New research delves into the keys to retention for public sector employees, and finds that generous benefits are still a key reason why workers seek out (and stay in) government jobs.
The Employee Benefit Research Institute (EBRI) recently studied data on employee tenure among American workers in both the public and private sectors, using U.S. Census Bureau data from the Current Population Survey to examine the tenure with current employers of wage and salary workers from 1983 to 2022. The survey should put to rest some misperceptions surrounding employee tenure, according to EBRI.
“While some believe current American workers change jobs more frequently than was the case for past generations, the data on employee tenure show that career jobs (individuals holding only one job for their entire career) never actually existed for most workers and continues not to exist for most workers,” read an EBRI statement summarizing the key findings.
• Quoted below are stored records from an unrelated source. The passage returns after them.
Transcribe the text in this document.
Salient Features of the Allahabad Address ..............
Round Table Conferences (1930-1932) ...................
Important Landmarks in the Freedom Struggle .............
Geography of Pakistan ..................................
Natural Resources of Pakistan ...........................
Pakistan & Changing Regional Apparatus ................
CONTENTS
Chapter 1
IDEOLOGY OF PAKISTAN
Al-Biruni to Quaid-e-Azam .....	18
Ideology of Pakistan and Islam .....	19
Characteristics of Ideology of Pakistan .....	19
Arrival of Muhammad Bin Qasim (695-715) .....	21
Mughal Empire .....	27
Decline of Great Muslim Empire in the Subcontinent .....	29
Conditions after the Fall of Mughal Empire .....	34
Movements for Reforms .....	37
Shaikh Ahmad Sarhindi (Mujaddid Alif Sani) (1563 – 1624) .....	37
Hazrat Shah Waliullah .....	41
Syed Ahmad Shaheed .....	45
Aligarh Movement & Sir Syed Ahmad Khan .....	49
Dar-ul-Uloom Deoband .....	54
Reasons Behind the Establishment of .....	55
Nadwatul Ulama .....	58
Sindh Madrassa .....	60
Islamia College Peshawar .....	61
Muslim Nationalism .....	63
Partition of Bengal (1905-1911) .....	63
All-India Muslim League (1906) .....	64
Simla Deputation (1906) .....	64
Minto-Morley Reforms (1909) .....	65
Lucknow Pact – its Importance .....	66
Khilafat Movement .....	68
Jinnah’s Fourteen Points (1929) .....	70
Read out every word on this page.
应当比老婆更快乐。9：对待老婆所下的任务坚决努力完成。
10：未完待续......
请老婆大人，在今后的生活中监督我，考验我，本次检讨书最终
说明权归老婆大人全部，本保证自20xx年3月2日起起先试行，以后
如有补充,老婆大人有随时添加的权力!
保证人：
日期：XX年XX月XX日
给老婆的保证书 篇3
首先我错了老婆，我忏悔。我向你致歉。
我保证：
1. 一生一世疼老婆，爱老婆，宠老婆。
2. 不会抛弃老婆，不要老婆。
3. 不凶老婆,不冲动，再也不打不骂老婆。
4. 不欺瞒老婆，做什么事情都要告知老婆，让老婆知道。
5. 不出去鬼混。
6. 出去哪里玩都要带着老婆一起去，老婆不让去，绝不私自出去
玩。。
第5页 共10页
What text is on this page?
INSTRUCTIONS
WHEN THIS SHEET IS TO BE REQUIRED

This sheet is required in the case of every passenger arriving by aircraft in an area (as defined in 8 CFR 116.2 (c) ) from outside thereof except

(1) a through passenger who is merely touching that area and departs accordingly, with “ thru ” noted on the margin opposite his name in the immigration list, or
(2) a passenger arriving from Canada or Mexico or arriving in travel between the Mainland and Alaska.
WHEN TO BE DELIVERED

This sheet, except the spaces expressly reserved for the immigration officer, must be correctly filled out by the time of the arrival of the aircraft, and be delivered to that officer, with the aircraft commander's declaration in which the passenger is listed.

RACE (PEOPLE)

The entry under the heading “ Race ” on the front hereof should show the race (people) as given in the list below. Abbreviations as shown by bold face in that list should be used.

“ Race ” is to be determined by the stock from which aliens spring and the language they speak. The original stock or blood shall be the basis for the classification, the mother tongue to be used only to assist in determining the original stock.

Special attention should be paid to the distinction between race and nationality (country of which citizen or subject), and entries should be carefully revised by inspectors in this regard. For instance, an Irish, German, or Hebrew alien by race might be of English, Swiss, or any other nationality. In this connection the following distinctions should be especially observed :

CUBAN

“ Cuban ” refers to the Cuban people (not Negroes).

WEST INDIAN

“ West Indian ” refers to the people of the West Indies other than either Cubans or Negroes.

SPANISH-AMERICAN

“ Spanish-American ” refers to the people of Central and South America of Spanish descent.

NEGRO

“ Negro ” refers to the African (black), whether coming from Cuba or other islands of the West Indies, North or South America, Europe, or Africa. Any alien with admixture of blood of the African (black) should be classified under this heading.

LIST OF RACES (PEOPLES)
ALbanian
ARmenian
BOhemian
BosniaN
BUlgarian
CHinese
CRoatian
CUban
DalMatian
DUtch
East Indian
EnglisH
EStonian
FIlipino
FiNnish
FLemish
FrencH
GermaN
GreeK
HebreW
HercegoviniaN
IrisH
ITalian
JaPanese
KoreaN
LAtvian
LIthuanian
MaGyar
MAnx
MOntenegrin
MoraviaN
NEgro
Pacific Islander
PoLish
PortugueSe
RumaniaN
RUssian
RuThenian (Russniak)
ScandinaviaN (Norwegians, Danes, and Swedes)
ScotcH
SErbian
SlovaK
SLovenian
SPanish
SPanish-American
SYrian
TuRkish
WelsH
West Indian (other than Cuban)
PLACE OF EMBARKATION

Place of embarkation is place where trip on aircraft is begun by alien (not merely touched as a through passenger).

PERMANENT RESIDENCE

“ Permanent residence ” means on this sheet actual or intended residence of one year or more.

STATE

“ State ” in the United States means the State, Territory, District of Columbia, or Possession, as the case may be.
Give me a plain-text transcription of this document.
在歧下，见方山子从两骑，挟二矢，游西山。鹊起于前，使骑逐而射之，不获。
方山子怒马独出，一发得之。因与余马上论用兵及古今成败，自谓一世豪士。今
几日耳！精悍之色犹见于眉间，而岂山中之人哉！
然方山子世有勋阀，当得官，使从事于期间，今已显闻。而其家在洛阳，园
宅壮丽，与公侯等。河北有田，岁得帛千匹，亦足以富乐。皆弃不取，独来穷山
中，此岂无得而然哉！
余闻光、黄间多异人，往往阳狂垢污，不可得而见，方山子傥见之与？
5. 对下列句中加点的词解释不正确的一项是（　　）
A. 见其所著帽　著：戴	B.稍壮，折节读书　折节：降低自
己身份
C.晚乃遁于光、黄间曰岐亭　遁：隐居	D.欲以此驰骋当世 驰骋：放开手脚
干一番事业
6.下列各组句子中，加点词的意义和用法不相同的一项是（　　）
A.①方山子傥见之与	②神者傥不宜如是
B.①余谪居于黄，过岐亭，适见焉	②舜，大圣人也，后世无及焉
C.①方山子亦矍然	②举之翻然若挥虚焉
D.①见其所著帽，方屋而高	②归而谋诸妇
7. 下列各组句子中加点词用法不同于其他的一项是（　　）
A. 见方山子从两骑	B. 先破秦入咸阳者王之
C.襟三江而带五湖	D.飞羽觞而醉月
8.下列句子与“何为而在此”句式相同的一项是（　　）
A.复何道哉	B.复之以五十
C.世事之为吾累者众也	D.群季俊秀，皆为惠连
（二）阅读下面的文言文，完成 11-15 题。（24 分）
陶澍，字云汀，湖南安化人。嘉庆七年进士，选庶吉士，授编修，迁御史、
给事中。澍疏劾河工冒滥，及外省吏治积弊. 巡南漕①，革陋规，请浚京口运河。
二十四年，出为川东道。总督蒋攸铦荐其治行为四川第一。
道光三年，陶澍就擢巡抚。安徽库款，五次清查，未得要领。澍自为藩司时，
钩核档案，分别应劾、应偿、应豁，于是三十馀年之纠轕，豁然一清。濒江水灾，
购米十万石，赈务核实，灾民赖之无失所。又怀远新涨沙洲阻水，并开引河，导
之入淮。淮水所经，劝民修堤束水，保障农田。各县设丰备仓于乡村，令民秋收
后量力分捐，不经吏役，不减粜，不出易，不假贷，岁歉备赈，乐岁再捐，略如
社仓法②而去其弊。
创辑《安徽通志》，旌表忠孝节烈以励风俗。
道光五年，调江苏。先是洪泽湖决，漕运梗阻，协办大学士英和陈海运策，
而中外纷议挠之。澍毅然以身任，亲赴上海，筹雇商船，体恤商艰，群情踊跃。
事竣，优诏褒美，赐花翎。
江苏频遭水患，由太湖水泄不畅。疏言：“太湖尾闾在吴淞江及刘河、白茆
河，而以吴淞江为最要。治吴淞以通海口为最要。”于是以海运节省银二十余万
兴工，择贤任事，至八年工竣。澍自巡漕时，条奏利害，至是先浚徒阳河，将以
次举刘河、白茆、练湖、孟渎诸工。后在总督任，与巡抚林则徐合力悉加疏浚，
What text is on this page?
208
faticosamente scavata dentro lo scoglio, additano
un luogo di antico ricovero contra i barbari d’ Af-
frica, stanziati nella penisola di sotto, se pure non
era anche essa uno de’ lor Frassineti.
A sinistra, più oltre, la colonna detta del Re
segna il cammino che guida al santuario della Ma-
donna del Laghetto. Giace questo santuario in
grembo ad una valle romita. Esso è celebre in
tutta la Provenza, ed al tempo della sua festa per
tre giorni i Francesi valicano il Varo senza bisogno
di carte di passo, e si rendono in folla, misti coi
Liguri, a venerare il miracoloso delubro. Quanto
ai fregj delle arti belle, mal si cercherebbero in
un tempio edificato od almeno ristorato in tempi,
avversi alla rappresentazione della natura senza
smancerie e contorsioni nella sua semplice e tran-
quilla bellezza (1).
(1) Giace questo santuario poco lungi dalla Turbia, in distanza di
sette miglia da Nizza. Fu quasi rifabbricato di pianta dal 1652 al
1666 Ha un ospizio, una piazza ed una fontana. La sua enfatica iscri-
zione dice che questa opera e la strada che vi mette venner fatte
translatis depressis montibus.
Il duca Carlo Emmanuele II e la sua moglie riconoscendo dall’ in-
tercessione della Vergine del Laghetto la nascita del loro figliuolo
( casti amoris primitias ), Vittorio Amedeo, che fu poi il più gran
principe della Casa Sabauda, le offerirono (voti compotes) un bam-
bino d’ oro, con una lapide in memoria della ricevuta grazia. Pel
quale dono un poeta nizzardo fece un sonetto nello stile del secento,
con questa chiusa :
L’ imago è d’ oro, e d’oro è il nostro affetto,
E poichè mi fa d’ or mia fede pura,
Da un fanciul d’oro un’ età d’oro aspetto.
The report also determined that workers’ tenures tend to be shorter when the labor market is strongest, as it was in 2022, with more individuals starting new jobs “by being newly employed or by changing jobs due to more opportunities from a tight labor market.”
Overall, the median tenure of all wage and salary workers age 25 or older remained at five years throughout the time period EBRI analyzed. The difference between private sector and public sector workers tenure distributions, however, “is quite striking,” according to the report.
While private sector employers have generally been able to maintain a near constant and small percentage of very long-term workers (25 or more years of tenure), public sector employers saw the number of employees in this group grow significantly through 2004, before trending down through 2022.
“Consequently, public sector employers have seen a significant share of their most experienced workers retire or otherwise leave their jobs.”
Benefits are Still a Key Retention Tool
The findings suggest that, historically, most workers have changed jobs during their working careers, with the evidence suggesting they will continue to do so in the future, according to EBRI.
This “persistence of job changing” has several important implications for employers in the private and public sector alike, such as potentially reduced or no defined benefit plan payments due to vesting schedules, reduced defined contribution plan savings, lump-sum distributions that can occur at the time of a job change, and public policy issues through both lower retirement incomes of the elderly population and the loss of experienced public sector workers, the EBRI statement read.
“Thus, it is clear from these results, even with the ups and downs in median tenure, that workers will be faced with many decision points about their retirement benefits along their career paths, as workers will most likely not be with one company their entire career,” according to EBRI.
“The decisions made regarding retirement benefits will greatly impact their retirement security. As a consequence, employers need to account for these job changes when designing or providing education about retirement benefits.”
Discussing the survey results with Government Executive, Craig Copeland, EBRI’s director of wealth benefits research, stressed the crucial role of attractive federal benefits in retaining federal talent.
“Yes, it is still clear that public sector employees—including feds—are more likely to stay at their job longer than other sectors, at least up until recent years,” Copeland said.
“The defined benefits plans that public sector jobs usually provide typically are an important part of the reason that public sector employees stay longer—as well as because of the overall typically better benefits offered to public sector employees when compared with the average private sector employee.”
That said, it’s tough to tell whether the long-term trend of “strong benefits and the stickiness of the public-sector jobs that offer them” will continue as younger federal employees become a bigger part of the workforce, Government Executive’s Nathan Abse wrote.
“The issue here is that the percentage of long-tenured federal employees finally has started to decline in recent years,” Copeland said. “That’s because many of the most experienced employees that stayed on the job so long—meaning the longest-serving of the baby boomer generation—finally have started to retire. And they’re finally being replaced by younger employees.”
Having this type of data on these long-tenured employees who are now retired or retiring, but not possessing the same kind of long-term statistics on their replacement makes it difficult to truly gauge whether younger public-sector workers will stay in their current jobs for another 20 years or more, like the previous generation did, he added.
All that said, workers participating in EBRI research typically still cite health insurance as their most important job benefit, Copeland told Government Executive, adding that benefits geared toward helping workers maintain their financial health are powerful retention tools.
“Beyond [health insurance], what seems to be making the difference at the margins to retain employees are employers that offer financial well-being benefits—anything that helps financially, like a student loan benefit or loan payment benefits, or emergency savings help, and even employer-provided financial coaching.”